DEI Talks | The Limitations of Data, Machine Learning & Us by Prof. Ricardo Baeza-Yates

“Machine learning (ML), particularly deep learning, is being used everywhere. However, not always is used well, ethically and scientifically. In this talk we first do a deep dive in the limitations of supervised ML and data, its key component. We cover small data, datification, bias, predictive optimization issues, evaluating success instead of harm, and pseudoscience, among other problems.  The last part is about our own limitations using ML, including different types of human incompetence: cognitive biases, unethical applications, no administrative competence, copyright violations, misinformation, and the impact on mental health.
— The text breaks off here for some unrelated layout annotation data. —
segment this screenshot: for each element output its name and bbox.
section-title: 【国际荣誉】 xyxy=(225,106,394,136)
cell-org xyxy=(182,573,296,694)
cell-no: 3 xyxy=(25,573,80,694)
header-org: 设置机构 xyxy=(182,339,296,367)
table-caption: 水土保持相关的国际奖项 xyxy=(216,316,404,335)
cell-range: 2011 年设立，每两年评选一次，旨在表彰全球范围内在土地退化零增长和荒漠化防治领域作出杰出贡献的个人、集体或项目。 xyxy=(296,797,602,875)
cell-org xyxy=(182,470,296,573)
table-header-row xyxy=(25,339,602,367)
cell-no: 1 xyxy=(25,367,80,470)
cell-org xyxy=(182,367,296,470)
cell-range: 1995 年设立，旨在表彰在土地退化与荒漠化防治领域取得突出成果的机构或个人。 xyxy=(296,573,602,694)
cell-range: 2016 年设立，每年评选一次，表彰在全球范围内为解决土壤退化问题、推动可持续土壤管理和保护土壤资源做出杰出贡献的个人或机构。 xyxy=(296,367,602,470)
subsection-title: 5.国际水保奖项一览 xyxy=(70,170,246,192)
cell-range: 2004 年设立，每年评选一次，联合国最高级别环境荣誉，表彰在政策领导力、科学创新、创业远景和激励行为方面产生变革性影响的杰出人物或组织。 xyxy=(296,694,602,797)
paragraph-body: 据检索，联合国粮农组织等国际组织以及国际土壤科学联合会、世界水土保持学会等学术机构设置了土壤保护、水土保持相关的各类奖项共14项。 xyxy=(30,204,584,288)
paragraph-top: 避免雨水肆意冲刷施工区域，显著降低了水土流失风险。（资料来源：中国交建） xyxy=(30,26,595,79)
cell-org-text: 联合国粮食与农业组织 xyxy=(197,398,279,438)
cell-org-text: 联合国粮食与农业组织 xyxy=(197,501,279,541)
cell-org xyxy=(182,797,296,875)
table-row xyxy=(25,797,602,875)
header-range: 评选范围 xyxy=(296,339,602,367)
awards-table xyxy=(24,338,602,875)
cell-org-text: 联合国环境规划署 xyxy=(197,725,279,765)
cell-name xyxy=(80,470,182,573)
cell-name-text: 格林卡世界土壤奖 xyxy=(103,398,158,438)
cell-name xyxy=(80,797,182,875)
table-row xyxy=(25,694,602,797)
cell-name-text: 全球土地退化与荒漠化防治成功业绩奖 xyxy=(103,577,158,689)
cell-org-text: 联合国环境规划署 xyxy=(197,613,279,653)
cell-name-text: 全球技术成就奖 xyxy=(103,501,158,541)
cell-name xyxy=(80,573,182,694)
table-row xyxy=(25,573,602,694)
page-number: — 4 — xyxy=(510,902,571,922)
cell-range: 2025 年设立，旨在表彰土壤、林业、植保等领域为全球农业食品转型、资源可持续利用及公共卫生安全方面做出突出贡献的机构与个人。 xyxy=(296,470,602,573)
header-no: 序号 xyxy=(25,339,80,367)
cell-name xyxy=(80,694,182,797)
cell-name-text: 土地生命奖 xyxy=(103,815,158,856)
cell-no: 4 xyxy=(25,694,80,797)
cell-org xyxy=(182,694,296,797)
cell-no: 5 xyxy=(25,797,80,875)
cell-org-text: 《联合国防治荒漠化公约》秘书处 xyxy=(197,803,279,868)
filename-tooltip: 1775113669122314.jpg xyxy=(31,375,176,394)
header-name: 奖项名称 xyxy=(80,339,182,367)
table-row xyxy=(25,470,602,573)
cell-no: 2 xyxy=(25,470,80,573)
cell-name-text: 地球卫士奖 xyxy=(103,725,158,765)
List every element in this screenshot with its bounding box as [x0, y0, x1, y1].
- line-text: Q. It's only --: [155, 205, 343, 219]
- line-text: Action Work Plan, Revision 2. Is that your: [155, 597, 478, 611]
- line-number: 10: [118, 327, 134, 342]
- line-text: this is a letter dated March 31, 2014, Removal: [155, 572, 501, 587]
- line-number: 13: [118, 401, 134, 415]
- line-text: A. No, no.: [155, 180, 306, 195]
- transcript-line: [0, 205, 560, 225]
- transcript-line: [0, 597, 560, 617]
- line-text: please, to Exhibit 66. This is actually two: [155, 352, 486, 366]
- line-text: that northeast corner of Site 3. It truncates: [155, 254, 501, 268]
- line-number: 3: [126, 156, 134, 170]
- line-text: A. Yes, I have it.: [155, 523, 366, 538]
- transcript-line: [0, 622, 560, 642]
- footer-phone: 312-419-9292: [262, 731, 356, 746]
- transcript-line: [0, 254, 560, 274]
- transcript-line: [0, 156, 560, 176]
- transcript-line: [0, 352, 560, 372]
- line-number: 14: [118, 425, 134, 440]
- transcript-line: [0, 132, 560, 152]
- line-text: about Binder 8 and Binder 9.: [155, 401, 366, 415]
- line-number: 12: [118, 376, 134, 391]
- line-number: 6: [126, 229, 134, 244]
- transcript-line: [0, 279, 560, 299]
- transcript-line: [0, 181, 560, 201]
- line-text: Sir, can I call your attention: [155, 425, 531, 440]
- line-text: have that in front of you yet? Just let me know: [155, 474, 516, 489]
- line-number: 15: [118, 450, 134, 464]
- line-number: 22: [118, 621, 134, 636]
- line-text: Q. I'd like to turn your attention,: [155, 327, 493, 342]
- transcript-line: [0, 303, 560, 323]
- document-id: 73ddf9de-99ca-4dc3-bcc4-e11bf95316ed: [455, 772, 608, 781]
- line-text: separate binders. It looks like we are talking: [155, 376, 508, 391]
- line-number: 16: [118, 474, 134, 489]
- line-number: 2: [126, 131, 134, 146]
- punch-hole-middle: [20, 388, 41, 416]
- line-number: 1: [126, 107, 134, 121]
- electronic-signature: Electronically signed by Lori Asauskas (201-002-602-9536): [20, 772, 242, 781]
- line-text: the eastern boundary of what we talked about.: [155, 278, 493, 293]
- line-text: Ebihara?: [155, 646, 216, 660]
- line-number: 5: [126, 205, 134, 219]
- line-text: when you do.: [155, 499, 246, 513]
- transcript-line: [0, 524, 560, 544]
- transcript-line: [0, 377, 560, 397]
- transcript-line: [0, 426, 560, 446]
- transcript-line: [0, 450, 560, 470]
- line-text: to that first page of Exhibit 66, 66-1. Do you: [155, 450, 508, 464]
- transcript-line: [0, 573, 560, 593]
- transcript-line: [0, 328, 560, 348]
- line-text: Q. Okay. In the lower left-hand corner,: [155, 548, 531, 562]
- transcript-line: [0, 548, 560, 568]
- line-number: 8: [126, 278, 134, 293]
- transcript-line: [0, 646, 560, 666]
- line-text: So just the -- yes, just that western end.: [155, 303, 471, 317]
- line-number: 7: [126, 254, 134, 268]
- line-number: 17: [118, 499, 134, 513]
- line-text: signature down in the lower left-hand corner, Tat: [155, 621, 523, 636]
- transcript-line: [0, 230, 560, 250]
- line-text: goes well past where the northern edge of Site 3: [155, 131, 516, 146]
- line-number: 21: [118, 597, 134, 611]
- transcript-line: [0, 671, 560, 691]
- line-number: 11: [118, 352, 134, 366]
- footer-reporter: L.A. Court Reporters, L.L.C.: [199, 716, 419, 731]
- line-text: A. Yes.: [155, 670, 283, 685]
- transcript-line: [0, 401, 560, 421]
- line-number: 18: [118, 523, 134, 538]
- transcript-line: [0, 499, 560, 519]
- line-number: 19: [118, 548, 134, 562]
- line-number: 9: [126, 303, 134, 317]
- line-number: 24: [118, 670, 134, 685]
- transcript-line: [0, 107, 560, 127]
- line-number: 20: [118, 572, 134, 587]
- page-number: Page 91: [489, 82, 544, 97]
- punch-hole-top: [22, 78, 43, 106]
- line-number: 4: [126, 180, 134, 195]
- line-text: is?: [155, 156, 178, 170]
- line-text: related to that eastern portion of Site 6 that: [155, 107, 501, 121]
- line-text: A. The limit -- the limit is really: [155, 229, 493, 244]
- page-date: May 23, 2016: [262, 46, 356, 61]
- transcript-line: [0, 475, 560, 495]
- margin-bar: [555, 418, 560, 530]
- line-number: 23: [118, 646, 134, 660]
In the final part we discuss regulation on the use of AI and responsible AI principles, that can mitigate the problems outlined above.”

The Limitations of Data, Machine Learning & Us” will be presented September 10, at 11:00, room B032. Free entry but registration required here.

Ricardo Baeza-Yates is the Director of Research at the Institute for Experiential AI of Northeastern University, as well as part-time professor at the Dept. of Computer Science of University of Chile. Before, he was VP of Research at Yahoo Labs, based in Barcelona, Spain, and later in Sunnyvale, California, from 2006 to 2016. He is co-author of the best-seller Modern Information Retrieval textbook published by Addison-Wesley in 1999 and 2011 (2nd ed), that won the ASIST 2012 Book of the Year award. From 2002 to 2004 he was elected to the Board of Governors of the IEEE Computer Society and between 2012 and 2016 was elected for the ACM Council. In 2009 he was named ACM Fellow and in 2011 IEEE Fellow, among other awards and distinctions. He obtained a Ph.D. in CS from the University of Waterloo, Canada, and his areas of expertise are responsible AI, web search and data mining plus data science and algorithms in general.”